Alternatively, petitioners in both proceedings argue that this court may infer the existence of affirmative findings, notwithstanding their absence from the formal awards issued by the arbitrators. In support of this position, they cite the settled principles that courts must show deference to the decisions of arbitrators (e.g. Duferco Inti. Steel Trading v T. Klaveness Shipping A/S, 333 F3d 383, 388 [2d Cir 2003]; Wien & Malkin LLP, 6 NY3d at 475) and that ££[a]n arbitration award must be upheld when the arbitrator £offer[s] even a barely colorable justification for the outcome reached.’ ” (Wien & Malkin LLP, 6 NY3d at 479, quoting Matter of Andros Compania Maritima, S.A. [Marc Rich & Co., A.G.], 579 F2d 691, 704 [2d Cir 1978].)

In the present cases, however, the arbitrators have provided absolutely no factual findings which could provide a basis for their recommendation of expungement relief. The situation is not unlike the one presented in Brookdale Hosp. Med. Ctr. v Local 1199, Natl. Health & Human Serv. Empls. Union (107 F Supp 2d 283 [SD NY 2000]). There, in an arbitration of claims of sexual harassment, the failure of the arbitrator to set forth factual findings left the court unable to determine whether the award contravened public policy under title VII of the Civil Rights Act of 1964 (42 USC § 2000e-2 [a] [1]) and therefore unable to decide whether to confirm or vacate an arbitral award which had reinstated male employees who had been accused of sexual harassment. (Brookdale Hosp. Med. Ctr., supra.) The court remanded the matter to the arbitrator to clarify in writing the factual predicate for her findings. (Id.; see also Rich v Spartis, 516 F3d 75, 83-84 [2d Cir 2008] [remand required where insufficient information to complete review].) Similarly, this court is presented with awards which do not contain sufficient factual information to enable it to determine whether they were issued in conformity with the applicable governing standards and policies, namely, those contained in Rule 2130.

As the arbitrators in these two proceedings have offered absolutely no justification, not even barely colorable ones, for their recommendations of expungement, the general principles requiring confirmation are inapplicable here. The court is entirely unable to infer the arbitrators’ affirmative findings *661from their awards or other pronouncements in the proceedings. Furthermore, the ability of state regulators, as well as FINRA officials, to assess the need for their involvement in the proceeding is similarly undermined.

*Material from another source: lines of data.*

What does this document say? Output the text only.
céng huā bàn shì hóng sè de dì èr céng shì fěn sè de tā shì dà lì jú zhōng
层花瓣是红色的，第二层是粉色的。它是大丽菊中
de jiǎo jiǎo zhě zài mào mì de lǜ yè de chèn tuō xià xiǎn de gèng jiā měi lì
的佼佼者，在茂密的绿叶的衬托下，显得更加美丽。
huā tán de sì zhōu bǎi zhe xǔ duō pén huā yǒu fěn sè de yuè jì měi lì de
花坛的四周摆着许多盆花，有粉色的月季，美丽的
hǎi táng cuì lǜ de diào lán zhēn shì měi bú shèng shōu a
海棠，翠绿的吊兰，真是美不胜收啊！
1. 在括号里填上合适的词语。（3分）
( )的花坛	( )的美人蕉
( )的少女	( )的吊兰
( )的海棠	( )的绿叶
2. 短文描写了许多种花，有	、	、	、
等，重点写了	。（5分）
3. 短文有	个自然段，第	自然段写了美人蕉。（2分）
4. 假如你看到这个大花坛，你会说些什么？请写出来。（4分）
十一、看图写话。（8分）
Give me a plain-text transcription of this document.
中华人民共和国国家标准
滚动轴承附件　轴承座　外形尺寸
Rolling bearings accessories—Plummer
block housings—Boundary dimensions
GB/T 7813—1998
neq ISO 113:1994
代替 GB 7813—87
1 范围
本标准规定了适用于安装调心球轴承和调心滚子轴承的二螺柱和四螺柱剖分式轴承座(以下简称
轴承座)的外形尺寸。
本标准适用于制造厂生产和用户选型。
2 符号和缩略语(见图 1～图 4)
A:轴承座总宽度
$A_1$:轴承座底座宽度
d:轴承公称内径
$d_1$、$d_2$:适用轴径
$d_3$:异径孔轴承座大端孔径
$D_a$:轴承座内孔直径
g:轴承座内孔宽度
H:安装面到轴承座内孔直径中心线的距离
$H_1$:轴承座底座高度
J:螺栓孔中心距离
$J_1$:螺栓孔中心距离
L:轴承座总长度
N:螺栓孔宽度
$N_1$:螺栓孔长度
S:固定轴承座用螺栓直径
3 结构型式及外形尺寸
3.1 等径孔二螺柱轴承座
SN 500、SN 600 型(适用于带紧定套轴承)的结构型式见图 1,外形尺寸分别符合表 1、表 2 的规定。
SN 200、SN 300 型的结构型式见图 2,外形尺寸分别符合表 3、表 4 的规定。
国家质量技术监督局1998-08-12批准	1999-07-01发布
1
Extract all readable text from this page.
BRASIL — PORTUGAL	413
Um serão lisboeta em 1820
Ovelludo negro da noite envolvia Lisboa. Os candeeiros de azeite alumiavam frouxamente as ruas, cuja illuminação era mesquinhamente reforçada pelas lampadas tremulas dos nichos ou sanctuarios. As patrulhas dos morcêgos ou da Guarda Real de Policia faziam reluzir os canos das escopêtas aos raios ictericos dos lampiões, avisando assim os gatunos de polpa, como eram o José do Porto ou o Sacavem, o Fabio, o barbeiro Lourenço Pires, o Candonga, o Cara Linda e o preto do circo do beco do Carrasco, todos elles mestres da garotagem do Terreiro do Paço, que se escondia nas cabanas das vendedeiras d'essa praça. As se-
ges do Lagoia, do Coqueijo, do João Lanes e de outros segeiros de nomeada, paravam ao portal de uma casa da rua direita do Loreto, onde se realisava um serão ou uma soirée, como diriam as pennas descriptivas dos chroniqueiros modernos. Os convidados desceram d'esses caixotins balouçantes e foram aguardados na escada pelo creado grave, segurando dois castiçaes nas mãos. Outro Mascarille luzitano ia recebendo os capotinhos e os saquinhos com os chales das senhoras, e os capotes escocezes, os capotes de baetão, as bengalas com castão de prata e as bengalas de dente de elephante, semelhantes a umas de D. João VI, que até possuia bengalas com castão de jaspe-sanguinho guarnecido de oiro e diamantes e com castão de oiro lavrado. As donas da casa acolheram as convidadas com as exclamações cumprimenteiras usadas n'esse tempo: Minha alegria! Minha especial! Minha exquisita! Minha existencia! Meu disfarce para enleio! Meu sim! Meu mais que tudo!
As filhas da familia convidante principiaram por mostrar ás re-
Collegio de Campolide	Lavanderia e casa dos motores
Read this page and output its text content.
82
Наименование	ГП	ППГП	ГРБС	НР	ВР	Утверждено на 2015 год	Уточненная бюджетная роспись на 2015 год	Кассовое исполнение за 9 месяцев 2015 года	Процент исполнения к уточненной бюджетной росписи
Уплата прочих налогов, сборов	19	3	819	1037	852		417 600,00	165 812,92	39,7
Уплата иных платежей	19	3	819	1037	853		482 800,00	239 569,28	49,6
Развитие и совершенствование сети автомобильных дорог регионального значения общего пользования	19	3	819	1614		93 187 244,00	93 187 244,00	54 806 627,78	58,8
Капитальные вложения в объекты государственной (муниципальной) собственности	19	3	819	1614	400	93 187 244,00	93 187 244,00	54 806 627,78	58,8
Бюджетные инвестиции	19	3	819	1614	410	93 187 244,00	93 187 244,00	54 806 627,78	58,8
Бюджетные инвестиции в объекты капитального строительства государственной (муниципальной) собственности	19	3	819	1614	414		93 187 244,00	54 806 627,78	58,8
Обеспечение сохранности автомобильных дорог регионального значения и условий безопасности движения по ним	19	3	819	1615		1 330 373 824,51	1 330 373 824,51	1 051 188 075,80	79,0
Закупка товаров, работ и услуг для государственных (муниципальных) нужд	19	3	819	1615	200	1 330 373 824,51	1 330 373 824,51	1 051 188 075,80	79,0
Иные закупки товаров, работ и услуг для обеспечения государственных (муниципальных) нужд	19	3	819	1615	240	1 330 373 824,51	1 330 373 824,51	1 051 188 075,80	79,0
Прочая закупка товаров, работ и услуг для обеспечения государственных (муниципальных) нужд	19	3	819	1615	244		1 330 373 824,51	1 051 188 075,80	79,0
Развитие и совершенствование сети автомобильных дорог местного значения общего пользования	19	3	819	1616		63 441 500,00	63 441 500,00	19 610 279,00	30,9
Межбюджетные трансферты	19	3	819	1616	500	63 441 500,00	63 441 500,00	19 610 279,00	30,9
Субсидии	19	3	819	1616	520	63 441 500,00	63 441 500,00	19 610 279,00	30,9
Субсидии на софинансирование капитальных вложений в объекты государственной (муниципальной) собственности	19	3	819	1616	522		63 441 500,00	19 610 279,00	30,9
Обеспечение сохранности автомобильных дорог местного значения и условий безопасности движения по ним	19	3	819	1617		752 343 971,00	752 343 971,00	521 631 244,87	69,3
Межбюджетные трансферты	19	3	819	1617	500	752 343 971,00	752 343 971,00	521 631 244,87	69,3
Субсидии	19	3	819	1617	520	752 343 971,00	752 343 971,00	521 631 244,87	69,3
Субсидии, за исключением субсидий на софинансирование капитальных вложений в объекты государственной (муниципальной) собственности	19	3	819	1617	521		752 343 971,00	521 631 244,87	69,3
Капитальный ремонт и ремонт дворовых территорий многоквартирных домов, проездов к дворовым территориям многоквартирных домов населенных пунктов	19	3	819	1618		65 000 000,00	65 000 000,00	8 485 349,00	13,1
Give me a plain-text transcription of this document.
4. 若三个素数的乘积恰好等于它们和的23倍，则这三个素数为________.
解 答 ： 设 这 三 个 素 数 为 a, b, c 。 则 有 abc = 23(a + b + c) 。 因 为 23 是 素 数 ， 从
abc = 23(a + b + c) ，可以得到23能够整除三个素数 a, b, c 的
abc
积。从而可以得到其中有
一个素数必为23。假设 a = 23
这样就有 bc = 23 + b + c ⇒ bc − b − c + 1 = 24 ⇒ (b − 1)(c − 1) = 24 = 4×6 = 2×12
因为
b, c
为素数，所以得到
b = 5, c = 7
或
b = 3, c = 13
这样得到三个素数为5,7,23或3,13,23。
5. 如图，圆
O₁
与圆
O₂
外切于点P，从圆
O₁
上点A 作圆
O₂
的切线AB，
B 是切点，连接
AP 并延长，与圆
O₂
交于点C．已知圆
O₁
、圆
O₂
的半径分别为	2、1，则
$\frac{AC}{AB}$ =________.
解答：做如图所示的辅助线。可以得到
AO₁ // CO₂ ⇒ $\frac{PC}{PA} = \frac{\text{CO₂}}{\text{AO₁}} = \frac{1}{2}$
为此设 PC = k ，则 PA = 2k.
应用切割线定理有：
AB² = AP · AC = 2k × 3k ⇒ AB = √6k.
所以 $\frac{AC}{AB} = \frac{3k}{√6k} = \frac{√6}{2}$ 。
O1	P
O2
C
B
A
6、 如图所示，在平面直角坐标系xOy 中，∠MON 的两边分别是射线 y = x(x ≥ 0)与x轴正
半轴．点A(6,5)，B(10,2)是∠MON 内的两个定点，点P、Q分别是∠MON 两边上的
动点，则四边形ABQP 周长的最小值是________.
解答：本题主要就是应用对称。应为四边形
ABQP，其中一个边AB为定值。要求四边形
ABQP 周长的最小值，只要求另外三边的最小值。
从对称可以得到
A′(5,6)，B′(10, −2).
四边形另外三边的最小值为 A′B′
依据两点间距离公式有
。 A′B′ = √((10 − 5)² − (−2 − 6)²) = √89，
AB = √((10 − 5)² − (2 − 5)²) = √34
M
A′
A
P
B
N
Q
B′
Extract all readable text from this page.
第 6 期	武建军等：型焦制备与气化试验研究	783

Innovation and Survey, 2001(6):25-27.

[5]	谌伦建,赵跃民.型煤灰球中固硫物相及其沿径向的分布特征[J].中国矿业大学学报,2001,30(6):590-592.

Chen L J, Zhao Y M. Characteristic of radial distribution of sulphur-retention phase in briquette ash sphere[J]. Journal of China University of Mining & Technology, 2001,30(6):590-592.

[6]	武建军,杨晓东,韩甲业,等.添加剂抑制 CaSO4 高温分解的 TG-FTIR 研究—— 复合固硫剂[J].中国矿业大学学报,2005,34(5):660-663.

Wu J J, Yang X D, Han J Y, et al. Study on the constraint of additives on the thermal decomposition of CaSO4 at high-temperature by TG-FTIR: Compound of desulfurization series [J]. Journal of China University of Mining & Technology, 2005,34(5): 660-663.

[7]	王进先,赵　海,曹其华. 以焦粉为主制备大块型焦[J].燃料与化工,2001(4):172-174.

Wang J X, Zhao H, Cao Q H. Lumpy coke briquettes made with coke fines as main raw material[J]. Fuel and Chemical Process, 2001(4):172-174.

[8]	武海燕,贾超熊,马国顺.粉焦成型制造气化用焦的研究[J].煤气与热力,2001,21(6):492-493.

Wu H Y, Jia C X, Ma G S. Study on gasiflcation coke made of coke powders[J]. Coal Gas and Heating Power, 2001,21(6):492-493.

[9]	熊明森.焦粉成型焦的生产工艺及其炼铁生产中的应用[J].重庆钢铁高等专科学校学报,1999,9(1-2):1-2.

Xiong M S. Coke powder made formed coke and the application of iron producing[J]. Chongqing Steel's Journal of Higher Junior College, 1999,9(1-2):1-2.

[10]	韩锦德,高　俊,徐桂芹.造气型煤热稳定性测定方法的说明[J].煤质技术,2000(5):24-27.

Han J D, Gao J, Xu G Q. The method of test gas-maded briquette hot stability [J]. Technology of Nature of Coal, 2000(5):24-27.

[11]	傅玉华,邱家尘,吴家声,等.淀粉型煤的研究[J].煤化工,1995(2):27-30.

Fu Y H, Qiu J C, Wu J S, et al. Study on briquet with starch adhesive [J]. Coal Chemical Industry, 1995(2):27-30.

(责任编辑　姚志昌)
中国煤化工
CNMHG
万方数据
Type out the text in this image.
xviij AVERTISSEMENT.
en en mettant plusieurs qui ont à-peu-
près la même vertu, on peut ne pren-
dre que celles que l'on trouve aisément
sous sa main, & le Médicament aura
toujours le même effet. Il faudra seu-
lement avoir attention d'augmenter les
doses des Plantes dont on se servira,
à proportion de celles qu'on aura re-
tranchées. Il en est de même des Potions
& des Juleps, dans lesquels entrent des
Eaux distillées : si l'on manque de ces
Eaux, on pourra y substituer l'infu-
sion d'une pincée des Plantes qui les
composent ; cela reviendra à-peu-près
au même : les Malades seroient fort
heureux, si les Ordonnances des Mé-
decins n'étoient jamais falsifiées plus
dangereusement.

D. The Need for an Arbitral Record Adequate for Judicial Review

In drafting and approving Rule 2130, NASD and the SEC adopted a requirement of an independent judicial review and confirmation as a precondition to expungement by the NASD. (Amendment No. 2 at 7, quoted in SEC Approval Statement, 68 Fed Reg at 74670 [courts “should be trusted to make the proper decision” concerning proposed expungement orders].) Meaningful judicial review for purposes of resolving the motions for confirmation of these expungement awards and determining their compliance with the applicable standards of Rule 2130 (Rule 2130 [b] [1] [A] [UBS], [B] [Summit]) requires that the court be able to examine the relevant portions of the record supporting each award.30

In UBS, despite a fully contested hearing, the parties have provided the court with only the pleadings and the arbitrator’s award. In Summit, the parties settled their case before reaching a hearing. The only record was the customer’s complaint, petitioners’ answers and the stipulation. The petitioners’ answer contained only denials and affirmative defenses. The record supplied to this court was later supplemented with a letter from the arbitration panel stating that it had held a telephonic ex-pungement hearing.31 The letter revealed the existence of the O’Neill affidavit, but that affidavit has not been furnished to the court.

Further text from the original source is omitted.